Design a scavenger hunt. The idea here is for this to be a summer-long project that keeps your students engaged. They could be tasked with recording different ways they encounter math in video games, taking pictures of errors in ads or billboards, or researching certain historical facts about their city. There could also be healthy living tasks like tracking their pace on walks or jogs or trying new foods and taking pictures of them mid-bite. The best part about it is that students could do this from anywhere, whether they’re camped out on the couch or a summer camp 100 miles away. The ramped up version of this could be getting the entire grade level or school to participate so that kids can team up to help each other out and make it more fun.
Enlist older students. Sophomores and juniors in high school might be a great resource for working with younger students this summer. And they also might be a free resource if they want to put some tutoring or mentoring on their resumes for college. See if you can find a few who want to commit to meeting students at the library once a week for math, reading, or other support. It’s amazing how much more willing students will be to study during the summer if the person helping them is a cool high school student versus a teacher. This could be informal where you simply match up the kids, talk to their parents, and see what happens or more organized where they meet on campus and you give more guidance and feedback on their work together.
Compile a list of free events. Take an hour or so and comb through community calendars to compile a list of free and low-cost classes and events students can take advantage of during the summer and distribute it to parents and guardians. Feeling extra motivated? Find some colleagues to each commit to attending one so that when you distribute the list, families also know a staff member will be in attendance. Better yet, plan on carpooling or driving the students to make it even easier for students to participate.
Get your boss on board. If you have a great idea for what to do with students over the summer, see if you can get your principal or other school leader jazzed about it, too. Then they can support the idea by championing it during staff meetings and getting more people to volunteer or maybe even finding some left over money in the budget that can help the idea be successful.
Rally your families. No matter what idea you have, communicate it early and often to parents to get them invested. One idea is to have a parent meeting to let them know how beneficial it can be for students to stay engaged with math and reading over the summer and then making sure they know the details of the plan you have or the options you’re providing. Many parents probably would love to have their children studying and engaged during the summer, but lack the knowledge or resources to make it happen, so you can help fill in those missing pieces.
Start a book club.
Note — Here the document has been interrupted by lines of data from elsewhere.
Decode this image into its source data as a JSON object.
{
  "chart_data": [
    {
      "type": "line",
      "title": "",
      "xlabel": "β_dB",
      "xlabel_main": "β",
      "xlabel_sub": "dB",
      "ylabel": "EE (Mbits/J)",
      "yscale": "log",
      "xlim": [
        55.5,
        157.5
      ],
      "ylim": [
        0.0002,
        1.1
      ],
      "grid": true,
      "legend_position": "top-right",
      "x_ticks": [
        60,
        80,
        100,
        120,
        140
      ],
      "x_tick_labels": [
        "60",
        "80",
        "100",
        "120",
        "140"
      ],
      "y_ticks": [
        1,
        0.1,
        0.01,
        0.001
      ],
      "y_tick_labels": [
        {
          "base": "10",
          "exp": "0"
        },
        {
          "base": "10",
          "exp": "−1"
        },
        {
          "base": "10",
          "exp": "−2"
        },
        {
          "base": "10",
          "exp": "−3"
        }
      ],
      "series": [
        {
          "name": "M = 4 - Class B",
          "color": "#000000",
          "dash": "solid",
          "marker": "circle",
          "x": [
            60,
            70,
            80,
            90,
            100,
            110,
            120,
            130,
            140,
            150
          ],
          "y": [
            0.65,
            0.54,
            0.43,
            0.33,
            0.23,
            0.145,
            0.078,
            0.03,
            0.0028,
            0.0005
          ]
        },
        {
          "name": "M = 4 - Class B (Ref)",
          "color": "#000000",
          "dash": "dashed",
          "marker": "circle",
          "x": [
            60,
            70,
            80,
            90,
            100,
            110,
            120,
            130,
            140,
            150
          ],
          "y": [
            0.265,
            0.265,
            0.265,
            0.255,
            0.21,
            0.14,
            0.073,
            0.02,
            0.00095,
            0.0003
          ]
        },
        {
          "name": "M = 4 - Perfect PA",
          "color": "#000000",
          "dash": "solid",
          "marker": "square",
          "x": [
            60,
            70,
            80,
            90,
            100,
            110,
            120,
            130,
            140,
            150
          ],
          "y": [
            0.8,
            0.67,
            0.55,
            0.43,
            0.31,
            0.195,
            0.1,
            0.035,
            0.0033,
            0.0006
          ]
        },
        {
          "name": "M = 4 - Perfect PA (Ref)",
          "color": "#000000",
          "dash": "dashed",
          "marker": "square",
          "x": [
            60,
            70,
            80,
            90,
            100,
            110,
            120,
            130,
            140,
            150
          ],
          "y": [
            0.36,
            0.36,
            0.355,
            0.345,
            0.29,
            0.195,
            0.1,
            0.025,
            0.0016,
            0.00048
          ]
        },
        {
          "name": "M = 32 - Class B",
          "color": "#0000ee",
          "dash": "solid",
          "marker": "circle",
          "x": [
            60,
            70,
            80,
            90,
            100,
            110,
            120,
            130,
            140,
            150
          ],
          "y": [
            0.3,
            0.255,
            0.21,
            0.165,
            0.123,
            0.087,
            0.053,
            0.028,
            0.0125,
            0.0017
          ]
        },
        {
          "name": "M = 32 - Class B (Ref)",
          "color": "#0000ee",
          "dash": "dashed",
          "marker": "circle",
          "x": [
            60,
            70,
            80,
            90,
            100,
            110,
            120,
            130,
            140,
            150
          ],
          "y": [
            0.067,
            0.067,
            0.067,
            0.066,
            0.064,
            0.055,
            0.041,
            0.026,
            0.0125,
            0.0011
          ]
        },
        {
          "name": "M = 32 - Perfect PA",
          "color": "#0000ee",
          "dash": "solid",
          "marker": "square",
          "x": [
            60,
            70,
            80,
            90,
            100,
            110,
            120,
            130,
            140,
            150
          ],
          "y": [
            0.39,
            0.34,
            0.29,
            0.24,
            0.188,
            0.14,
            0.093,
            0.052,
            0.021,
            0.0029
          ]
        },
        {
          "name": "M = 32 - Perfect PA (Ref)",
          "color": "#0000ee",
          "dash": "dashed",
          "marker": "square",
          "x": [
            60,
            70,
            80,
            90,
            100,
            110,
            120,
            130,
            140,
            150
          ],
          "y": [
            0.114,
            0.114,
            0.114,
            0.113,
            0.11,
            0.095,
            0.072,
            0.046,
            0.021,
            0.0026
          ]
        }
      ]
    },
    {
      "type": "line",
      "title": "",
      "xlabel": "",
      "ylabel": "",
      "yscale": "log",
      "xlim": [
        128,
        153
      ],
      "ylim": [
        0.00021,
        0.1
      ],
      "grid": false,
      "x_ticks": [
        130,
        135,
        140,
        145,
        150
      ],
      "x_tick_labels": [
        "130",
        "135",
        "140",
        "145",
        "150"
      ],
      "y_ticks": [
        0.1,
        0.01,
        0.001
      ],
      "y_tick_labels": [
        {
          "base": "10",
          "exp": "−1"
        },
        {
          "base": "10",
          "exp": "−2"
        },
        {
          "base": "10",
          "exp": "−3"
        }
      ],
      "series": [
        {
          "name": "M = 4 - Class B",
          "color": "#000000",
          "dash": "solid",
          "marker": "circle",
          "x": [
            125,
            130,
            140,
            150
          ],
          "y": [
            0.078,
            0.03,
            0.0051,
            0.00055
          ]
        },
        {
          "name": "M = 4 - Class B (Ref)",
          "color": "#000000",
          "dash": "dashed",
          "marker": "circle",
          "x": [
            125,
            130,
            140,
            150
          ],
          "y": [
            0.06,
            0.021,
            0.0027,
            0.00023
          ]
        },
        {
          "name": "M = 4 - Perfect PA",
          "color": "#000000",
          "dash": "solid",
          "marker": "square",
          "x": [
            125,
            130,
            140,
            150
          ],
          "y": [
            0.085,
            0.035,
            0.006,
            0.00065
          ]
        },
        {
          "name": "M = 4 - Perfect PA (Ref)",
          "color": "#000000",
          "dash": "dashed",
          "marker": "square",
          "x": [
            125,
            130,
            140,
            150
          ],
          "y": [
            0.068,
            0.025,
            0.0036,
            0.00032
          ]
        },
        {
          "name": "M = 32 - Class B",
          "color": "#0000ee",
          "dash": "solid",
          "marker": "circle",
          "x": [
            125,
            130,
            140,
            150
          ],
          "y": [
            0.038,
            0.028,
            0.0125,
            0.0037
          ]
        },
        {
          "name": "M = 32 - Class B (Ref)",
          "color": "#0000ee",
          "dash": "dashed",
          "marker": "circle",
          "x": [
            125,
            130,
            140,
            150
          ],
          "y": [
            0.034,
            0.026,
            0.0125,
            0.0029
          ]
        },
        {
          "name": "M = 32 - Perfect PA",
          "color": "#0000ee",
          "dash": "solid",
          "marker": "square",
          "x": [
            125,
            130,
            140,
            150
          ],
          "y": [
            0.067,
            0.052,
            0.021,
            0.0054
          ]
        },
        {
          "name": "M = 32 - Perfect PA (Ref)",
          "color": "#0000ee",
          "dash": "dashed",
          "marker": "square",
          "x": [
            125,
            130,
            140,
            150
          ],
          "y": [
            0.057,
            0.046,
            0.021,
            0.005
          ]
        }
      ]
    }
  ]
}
A more fun spin on the typical summer reading assignment could be setting it up as a book club. You might have actual face-to-face meetings at the local library or have the discussion in an on-line forum or on social media.
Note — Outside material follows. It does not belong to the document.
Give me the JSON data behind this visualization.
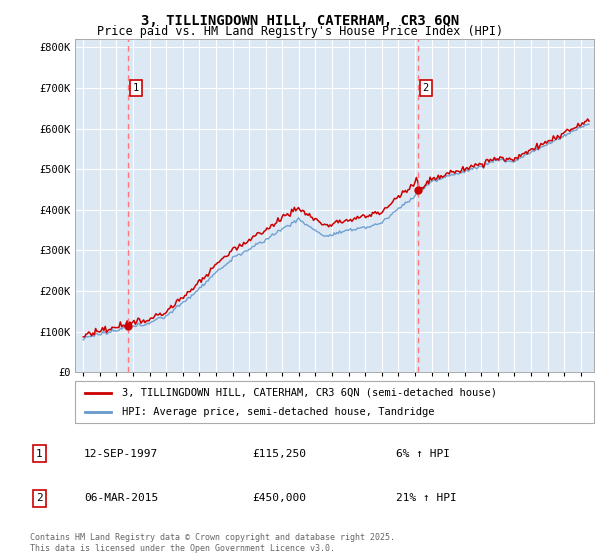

Put it on social media. If your class or school has a Facebook or Edmodo page, this can be a great way to stay connected with students over the summer. You could have students post their scavenger hunt pictures throughout the summer, have weekly puzzles or word problems they post answers to, or share thoughts about the summer reading assignments or book clubs. Another option if you’re not using an official page is to have a hashtag that students and families use to share photos and answers.
Keep it optional. No matter how much we want to prevent the summer slide, if we require students to do something we’re likely to zap any motivation they may have had for it.
Don’t offer a big incentive. If you have a scavenger hunt or other competition, the idea of offering a cool prize is tempting, but raising the stakes means raising the stress. You want to keep it fun, not serious. If there’s a compelling prize, students will be tempted to cheat and your responsibility for monitoring the competition to make sure people are being honest will go through the roof. If there’s not a prize, students are less likely to cheat. And if they do cheat, it’s no big deal because they’re still participating, which is the goal. Try having a fun awards ceremony at the beginning of the year instead of a big incentive so that you can celebrate kids’ success without the side effects.
The 'summer slide' is something we can all help prevent for our students.Whether you have some extra time to give this summer or opt to frontload your efforts before the school year ends, talk to your colleagues and put a plan in place to help students maximize their summer. Especially for our struggling students, this could help them hit the ground running next year versus facing an increasingly uphill battle.